Sober, she’d be tougher and smarter and stronger than the Lexie he’d been hunting. This person had once forced open a slot for herself at one of the best colleges in the nation. Considering what she and her mother had done so far—child murder, kidnapping, expert manipulation, making or acquiring poison—she’d gotten back a good deal of her will and drive. She would see this through.
Worst of all, clean Lexie had a separate past, separate places, separate memories and comforts. He knew nothing of these, and he had no source he could tap to learn more. All his research so far, all his connections, only showed him a life she had abandoned.
His leads were ashes, and she might as well be air.
18
Trey was waiting for a reaction, but I didn’t have one. Not yet. I said, “I have to tell Marshall. Now. He needs to know all this. It could help him find Lexie.”

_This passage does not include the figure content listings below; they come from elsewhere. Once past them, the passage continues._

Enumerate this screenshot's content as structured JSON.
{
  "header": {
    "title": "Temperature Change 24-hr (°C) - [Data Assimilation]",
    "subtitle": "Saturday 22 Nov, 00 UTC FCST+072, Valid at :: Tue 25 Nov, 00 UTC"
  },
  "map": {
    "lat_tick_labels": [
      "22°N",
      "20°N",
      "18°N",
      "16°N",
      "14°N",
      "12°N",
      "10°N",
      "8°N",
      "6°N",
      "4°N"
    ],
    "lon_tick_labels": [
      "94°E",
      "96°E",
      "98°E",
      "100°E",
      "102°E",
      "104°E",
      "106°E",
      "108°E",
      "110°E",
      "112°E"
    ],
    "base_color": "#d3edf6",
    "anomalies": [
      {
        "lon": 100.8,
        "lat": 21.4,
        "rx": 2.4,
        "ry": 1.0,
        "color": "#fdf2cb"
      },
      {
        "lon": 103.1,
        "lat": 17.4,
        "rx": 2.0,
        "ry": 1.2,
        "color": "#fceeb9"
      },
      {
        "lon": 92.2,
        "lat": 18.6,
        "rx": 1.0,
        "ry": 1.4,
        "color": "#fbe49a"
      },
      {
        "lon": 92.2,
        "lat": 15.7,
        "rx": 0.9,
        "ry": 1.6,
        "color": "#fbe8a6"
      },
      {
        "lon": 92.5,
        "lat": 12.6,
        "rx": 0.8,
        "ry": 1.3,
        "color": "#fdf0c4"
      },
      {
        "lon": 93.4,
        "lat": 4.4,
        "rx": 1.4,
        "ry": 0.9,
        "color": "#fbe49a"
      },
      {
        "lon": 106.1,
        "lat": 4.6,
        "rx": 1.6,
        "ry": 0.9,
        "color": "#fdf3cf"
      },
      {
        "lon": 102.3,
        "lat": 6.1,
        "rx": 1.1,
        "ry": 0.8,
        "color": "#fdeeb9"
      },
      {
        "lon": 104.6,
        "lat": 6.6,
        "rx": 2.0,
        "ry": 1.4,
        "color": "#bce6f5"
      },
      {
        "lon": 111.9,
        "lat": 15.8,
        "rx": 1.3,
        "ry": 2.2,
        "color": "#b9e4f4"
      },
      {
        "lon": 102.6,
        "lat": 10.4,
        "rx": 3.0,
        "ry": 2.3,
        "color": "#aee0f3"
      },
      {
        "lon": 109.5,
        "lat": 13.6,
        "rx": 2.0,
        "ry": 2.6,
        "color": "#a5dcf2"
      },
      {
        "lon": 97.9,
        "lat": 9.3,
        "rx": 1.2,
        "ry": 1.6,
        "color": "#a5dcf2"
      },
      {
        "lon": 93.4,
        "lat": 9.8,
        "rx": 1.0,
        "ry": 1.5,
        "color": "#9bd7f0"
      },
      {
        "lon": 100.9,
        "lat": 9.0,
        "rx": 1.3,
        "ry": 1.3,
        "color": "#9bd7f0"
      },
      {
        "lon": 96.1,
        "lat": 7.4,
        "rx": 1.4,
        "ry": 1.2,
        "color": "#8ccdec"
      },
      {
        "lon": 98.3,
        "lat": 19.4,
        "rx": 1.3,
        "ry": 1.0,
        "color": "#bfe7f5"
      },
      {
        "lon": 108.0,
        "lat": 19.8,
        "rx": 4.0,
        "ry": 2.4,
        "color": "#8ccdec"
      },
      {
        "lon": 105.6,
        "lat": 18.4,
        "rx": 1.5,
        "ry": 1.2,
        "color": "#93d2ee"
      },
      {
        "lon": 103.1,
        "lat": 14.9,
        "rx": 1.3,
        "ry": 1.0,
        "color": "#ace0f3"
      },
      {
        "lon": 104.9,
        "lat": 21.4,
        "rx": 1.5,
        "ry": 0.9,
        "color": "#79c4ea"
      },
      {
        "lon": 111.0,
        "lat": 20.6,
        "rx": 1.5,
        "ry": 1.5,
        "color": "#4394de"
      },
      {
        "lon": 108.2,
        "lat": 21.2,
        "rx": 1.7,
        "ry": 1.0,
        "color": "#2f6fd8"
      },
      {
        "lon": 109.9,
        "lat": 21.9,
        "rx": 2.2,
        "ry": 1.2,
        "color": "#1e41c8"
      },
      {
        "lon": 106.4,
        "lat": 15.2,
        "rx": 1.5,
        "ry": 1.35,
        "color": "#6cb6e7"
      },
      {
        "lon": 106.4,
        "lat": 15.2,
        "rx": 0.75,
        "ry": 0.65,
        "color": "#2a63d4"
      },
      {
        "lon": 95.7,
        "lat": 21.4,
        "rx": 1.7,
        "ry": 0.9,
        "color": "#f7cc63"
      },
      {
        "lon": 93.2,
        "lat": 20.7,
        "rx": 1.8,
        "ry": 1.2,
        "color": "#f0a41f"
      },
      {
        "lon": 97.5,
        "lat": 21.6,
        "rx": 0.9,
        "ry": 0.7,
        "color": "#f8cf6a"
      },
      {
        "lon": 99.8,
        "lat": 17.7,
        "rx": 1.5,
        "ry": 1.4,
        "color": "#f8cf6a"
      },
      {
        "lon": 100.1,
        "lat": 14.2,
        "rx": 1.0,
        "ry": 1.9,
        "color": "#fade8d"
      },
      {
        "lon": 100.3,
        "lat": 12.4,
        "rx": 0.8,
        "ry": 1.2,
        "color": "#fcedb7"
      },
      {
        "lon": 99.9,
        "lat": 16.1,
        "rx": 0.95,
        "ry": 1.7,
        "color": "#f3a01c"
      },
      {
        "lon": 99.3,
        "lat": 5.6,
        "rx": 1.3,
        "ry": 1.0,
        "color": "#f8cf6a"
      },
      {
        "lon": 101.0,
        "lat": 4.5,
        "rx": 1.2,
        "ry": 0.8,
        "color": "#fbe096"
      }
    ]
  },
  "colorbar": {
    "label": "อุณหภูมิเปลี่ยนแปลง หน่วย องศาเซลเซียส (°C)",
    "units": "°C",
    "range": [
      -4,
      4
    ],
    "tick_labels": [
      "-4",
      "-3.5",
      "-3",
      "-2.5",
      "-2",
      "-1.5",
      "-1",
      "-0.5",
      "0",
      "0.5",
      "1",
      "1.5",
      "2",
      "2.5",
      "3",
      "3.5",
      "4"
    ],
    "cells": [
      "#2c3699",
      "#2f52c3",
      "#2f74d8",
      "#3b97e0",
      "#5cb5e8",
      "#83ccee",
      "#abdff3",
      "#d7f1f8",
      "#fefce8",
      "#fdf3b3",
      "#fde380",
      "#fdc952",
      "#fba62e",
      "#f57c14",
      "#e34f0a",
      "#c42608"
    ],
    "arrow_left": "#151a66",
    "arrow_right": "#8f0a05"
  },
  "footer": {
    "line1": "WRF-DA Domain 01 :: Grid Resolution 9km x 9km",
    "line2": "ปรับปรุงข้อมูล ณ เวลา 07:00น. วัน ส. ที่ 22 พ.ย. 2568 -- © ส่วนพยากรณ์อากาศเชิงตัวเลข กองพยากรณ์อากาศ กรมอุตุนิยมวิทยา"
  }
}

Suddenly Robert was in the room with us. His small, urgent heartbeat was so much bigger than this history.
“Of course,” Trey said, relieved, I thought, that I would handle this. That he wouldn’t have to say it all again. He didn’t object when I left the room to do it.
I needed time away from his questioning, anxious gaze, and more important, I didn’t know how to tell his own story in front of him. I might say something to Marshall that would reveal my faith or lack of it, before I knew how I felt. I went to Trey’s office.